LE FIL

Prise illégale d'intérêt

Réquisitions illégales contre Hubert de Boüard sur le classement de Saint-Émilion

Vendredi 24 septembre 2021 par Alexandre Abellan

En clôture d'audience ce 21 septembre, Hubert de Bouärd remerciait les magistrats pour lui avoir permis « enfin de m’exprimer, de pouvoir parler de mon honnêteté et de mon engagement ».
En clôture d'audience ce 21 septembre, Hubert de Bouärd remerciait les magistrats pour lui avoir permis « enfin de m’exprimer, de pouvoir parler de mon honnêteté et de mon engagement ». - crédit photo : Archives
Poursuivi pour avoir présidé le syndicat viticole et avoir siégé à l’INAO pendant le classement, le co-propriétaire du château Angélus encoure 100 000 € d’amende selon le parquet, qui a commis une erreur de lecture juridique.

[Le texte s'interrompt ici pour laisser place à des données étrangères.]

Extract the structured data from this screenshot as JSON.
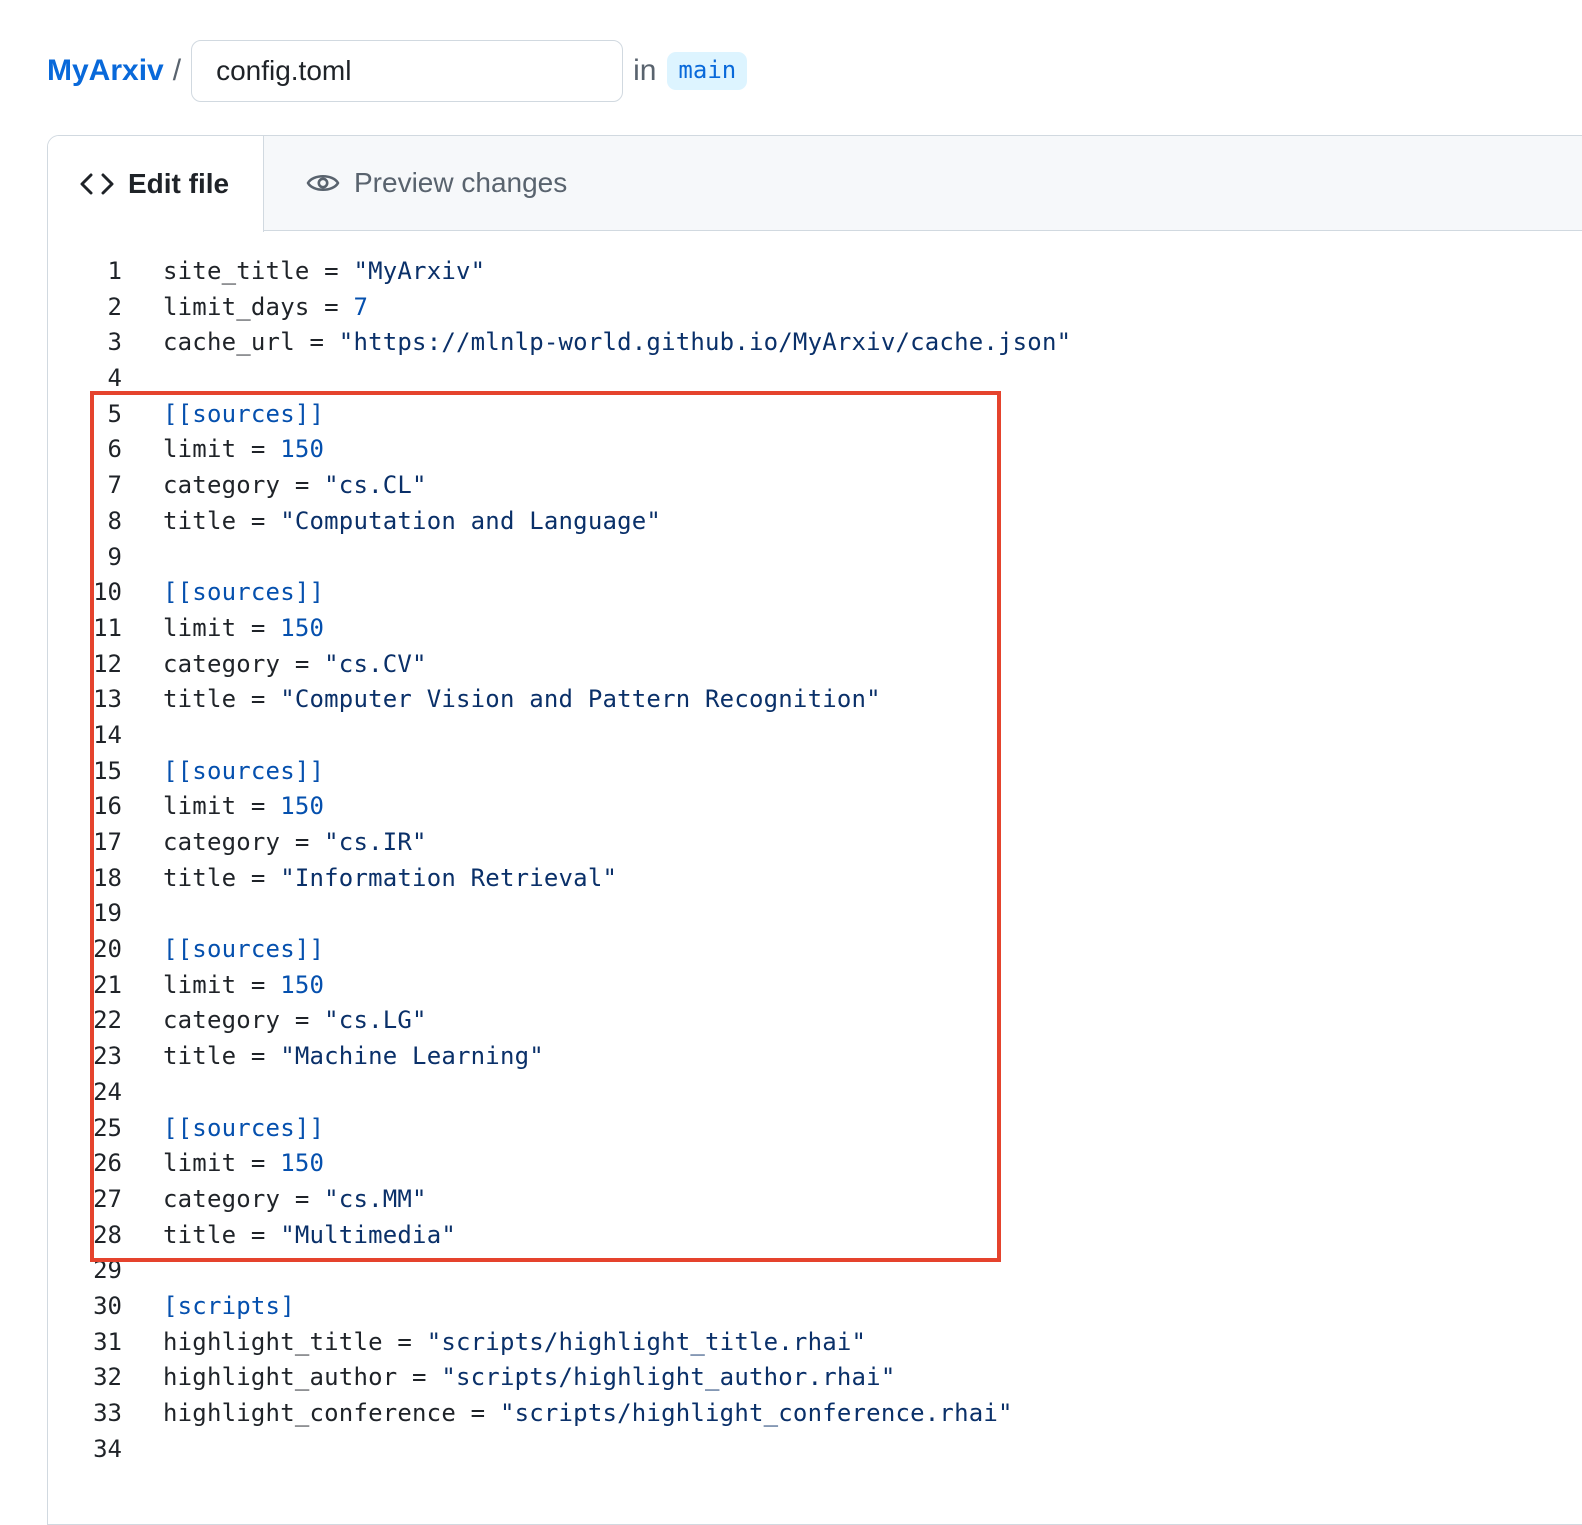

C’est ce qui s’appelle se prendre les pieds dans le parquet. En requérant ce 21 septembre une peine de 100 000 euros d’amende, avec sursis, à l’encontre de Hubert de Boüard de Laforest pour prise illégale d’intérêt dans le classement des crus de Saint-Émilion en 2012, le procureur de la République du tribunal judiciaire de Bordeaux, Jean-Luc Puyo, a commis une erreur en allant au-delà de la peine maximale en vigueur.

Poursuivi sur la période du 6 juin 2010 au 31 décembre 2012 pour avoir été propriétaire/consultant de grands crus classés alors qu’il présidait le syndicat AOC de Saint-Émilion et siégeait au comité national des vins AOC de l’INAO (Institut National de l’Origine et de la Qualité),  Hubert de Boüard est passible d’une amende maximale de 75 000 € pour prise illégale d’intérêt à l’époque des faits. Les 5 ans de prison et 500 000 euros d’amende évoqués lors des réquisitions n’étant en place que depuis le 8 décembre 2013. Le procureur ne pouvait dont requérir plus de 75 000 € d’amende, en vertu de l’article 49 de la charte des droits fondamentaux de l'Union Européenne, qui stipule qu’« il n'est infligé aucune peine plus forte que celle qui était applicable au moment où l'infraction a été commise. Si, postérieurement à cette infraction, la loi prévoit une peine plus légère, celle-ci doit être appliquée. »

"On ne vérifie jamais assez la peine encourue"

Reconnaissant une erreur, Jean-Luc Puyo indique à Vitisphere s’en être « hélas rendu compte mardi soir, après avoir requis et j'en suis navré. On ne vérifie jamais assez la peine encourue. » Le tribunal n’étant pas lié aux réquisitions, il statuera à partir de la peine maximale en vigueur. Pour les avocats défendant Hubert de Boüard, cette erreur n’est pas cruciale : « le tribunal va corriger de lui-même, mais l’enjeu pour nous est qu’il n’y est pas condamnation » explique maître Antoine Vey, qui a plaidé la relaxe (évoquant à la barre un dossier vide de preuves matérielles et demandant le bénéfice du doute pour son client).

Pour l’avocat des trois plaignants à l’origine du procès*, maître Éric Morain, l’essentiel est d’attendre « un jugement rédigé avec rigueur », dont le délibéré est attendu dans un mois, ce 25 octobre. Dénonçant des trafics d'influences dans le dossier, l'avocat parisien rappelle que ce type d’erreur arrive dans les tribunaux, et parfois plus gravement comme avec les peines d’emprisonnement du procès Haurus (comme l’indique le Monde).

 

* : Les châteaux Corbin Michotte (via Jean-Noël Boidron et le GFA de Calon), Croque Michotte (GFA Geofrion) et la Tour du Pin Figeac (SARL André Giraud) ont porté plainte contre X en 2013 suite à leur absence de classement en 2012.